If you enjoy teaming up different annual combinations in containers, lobelia will quickly become a favourite. Here’s some tips on growing lobelia in your garden so it looks its best.
1. Pick a type that works for you
- Lobelias grow to 15 centimetres (six inches) tall, but varieties vary in growth habit.
- Some form rounded mounds, while others are more intent on spreading, making them suitable for cascading over the edges of containers.
- If you want to use lobelia to edge a bed, choose a mounding variety.
- Choose a cascading variety for containers, baskets, or for planting at the top of a stone wall.
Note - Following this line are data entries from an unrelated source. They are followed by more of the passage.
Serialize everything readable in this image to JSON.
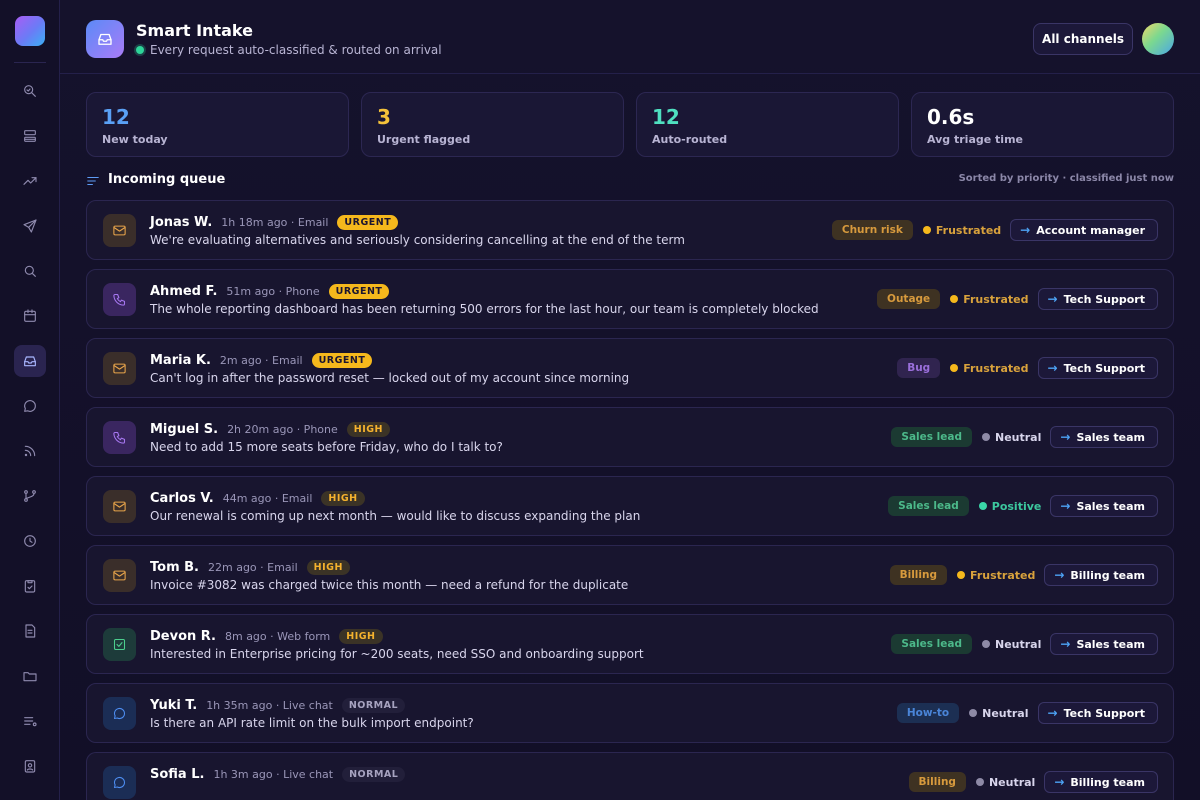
{
  "sidebar": {
    "icons": [
      "search-insights-icon",
      "inbox-stack-icon",
      "trending-icon",
      "send-icon",
      "search-icon",
      "calendar-icon",
      "inbox-icon",
      "chat-icon",
      "rss-icon",
      "branch-icon",
      "clock-icon",
      "clipboard-check-icon",
      "document-icon",
      "folder-icon",
      "list-icon",
      "badge-icon"
    ],
    "active": "inbox-icon"
  },
  "header": {
    "title": "Smart Intake",
    "subtitle": "Every request auto-classified & routed on arrival",
    "channel_filter": "All channels"
  },
  "stats": [
    {
      "value": "12",
      "label": "New today",
      "color": "#5aa0f5"
    },
    {
      "value": "3",
      "label": "Urgent flagged",
      "color": "#f5c23a"
    },
    {
      "value": "12",
      "label": "Auto-routed",
      "color": "#4fe0c0"
    },
    {
      "value": "0.6s",
      "label": "Avg triage time",
      "color": "#ffffff"
    }
  ],
  "queue": {
    "title": "Incoming queue",
    "sort_note": "Sorted by priority · classified just now"
  },
  "tickets": [
    {
      "name": "Jonas W.",
      "meta": "1h 18m ago · Email",
      "priority": "URGENT",
      "message": "We're evaluating alternatives and seriously considering cancelling at the end of the term",
      "tag": "Churn risk",
      "sentiment": "Frustrated",
      "route": "Account manager"
    },
    {
      "name": "Ahmed F.",
      "meta": "51m ago · Phone",
      "priority": "URGENT",
      "message": "The whole reporting dashboard has been returning 500 errors for the last hour, our team is completely blocked",
      "tag": "Outage",
      "sentiment": "Frustrated",
      "route": "Tech Support"
    },
    {
      "name": "Maria K.",
      "meta": "2m ago · Email",
      "priority": "URGENT",
      "message": "Can't log in after the password reset — locked out of my account since morning",
      "tag": "Bug",
      "sentiment": "Frustrated",
      "route": "Tech Support"
    },
    {
      "name": "Miguel S.",
      "meta": "2h 20m ago · Phone",
      "priority": "HIGH",
      "message": "Need to add 15 more seats before Friday, who do I talk to?",
      "tag": "Sales lead",
      "sentiment": "Neutral",
      "route": "Sales team"
    },
    {
      "name": "Carlos V.",
      "meta": "44m ago · Email",
      "priority": "HIGH",
      "message": "Our renewal is coming up next month — would like to discuss expanding the plan",
      "tag": "Sales lead",
      "sentiment": "Positive",
      "route": "Sales team"
    },
    {
      "name": "Tom B.",
      "meta": "22m ago · Email",
      "priority": "HIGH",
      "message": "Invoice #3082 was charged twice this month — need a refund for the duplicate",
      "tag": "Billing",
      "sentiment": "Frustrated",
      "route": "Billing team"
    },
    {
      "name": "Devon R.",
      "meta": "8m ago · Web form",
      "priority": "HIGH",
      "message": "Interested in Enterprise pricing for ~200 seats, need SSO and onboarding support",
      "tag": "Sales lead",
      "sentiment": "Neutral",
      "route": "Sales team"
    },
    {
      "name": "Yuki T.",
      "meta": "1h 35m ago · Live chat",
      "priority": "NORMAL",
      "message": "Is there an API rate limit on the bulk import endpoint?",
      "tag": "How-to",
      "sentiment": "Neutral",
      "route": "Tech Support"
    },
    {
      "name": "Sofia L.",
      "meta": "1h 3m ago · Live chat",
      "priority": "NORMAL",
      "message": "",
      "tag": "Billing",
      "sentiment": "Neutral",
      "route": "Billing team"
    }
  ]
}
2. Give them plenty of friends
- Petunias have similar weather preferences, so the two make an unbeatable combination in beds or containers.
- Yellow dwarf marigolds are also excellent companions.
- Lobelia is a great way to hem a patchwork of snapdragons or zinnias.
- Weave lobelia among silver-leaved dusty miller for a neat, trouble-free edging in foundation beds.
3. Start with bedding plants
- Lobelias need an eight to ten week start from seeds before they reach transplanting size. So in this case, bedding plants are a good buy.
- Keep the soil in their containers moist until you plant them.
- Set the bedding plants in the garden after your last spring frost date, spacing them 15 centimetres (six inches) apart.
- Lobelias grow best in a cool spot with partial shade in areas where days are often above 25°C.
- Before planting lobelias in beds, mix a balanced, organic or controlled-release fertilizer into the soil.
- Fertilize pot-grown lobelias every two weeks during the growing season, using an all-purpose plant food.
4. Rejuvinate them in the midsummer
- In midsummer, you can rejuvenate lobelia by cutting the plants back by half their height. Reapply fertilizer and water them well.
- This is worth a try in all climates, but it may not succeed in hot, humid areas, where lobelias often wither away in July.
5. Propagate for the next season
- Lobelias are easy to propagate. Just root 10 centimetres (four inches) long stem cuttings taken at any time.
- Remove leaves from the lower five centimetres (two inches) of stem. Insert the cuttings halfway into moistened potting soil.
- Set the containers in a shady spot. Keep the soil moist until new growth indicates that they’re rooted.
- Plants can be cut back and wintered over indoors on a sunny windowsill. Here, they’ll keep on blooming and be ready to go out to the garden the next spring.
Lobelia is the perfect plant for the edge of anything, and can add splashes of blue to your garden. For best results, take care of them while they’re getting settled and mix them in with different flowers. This will give your garden a whole new palette.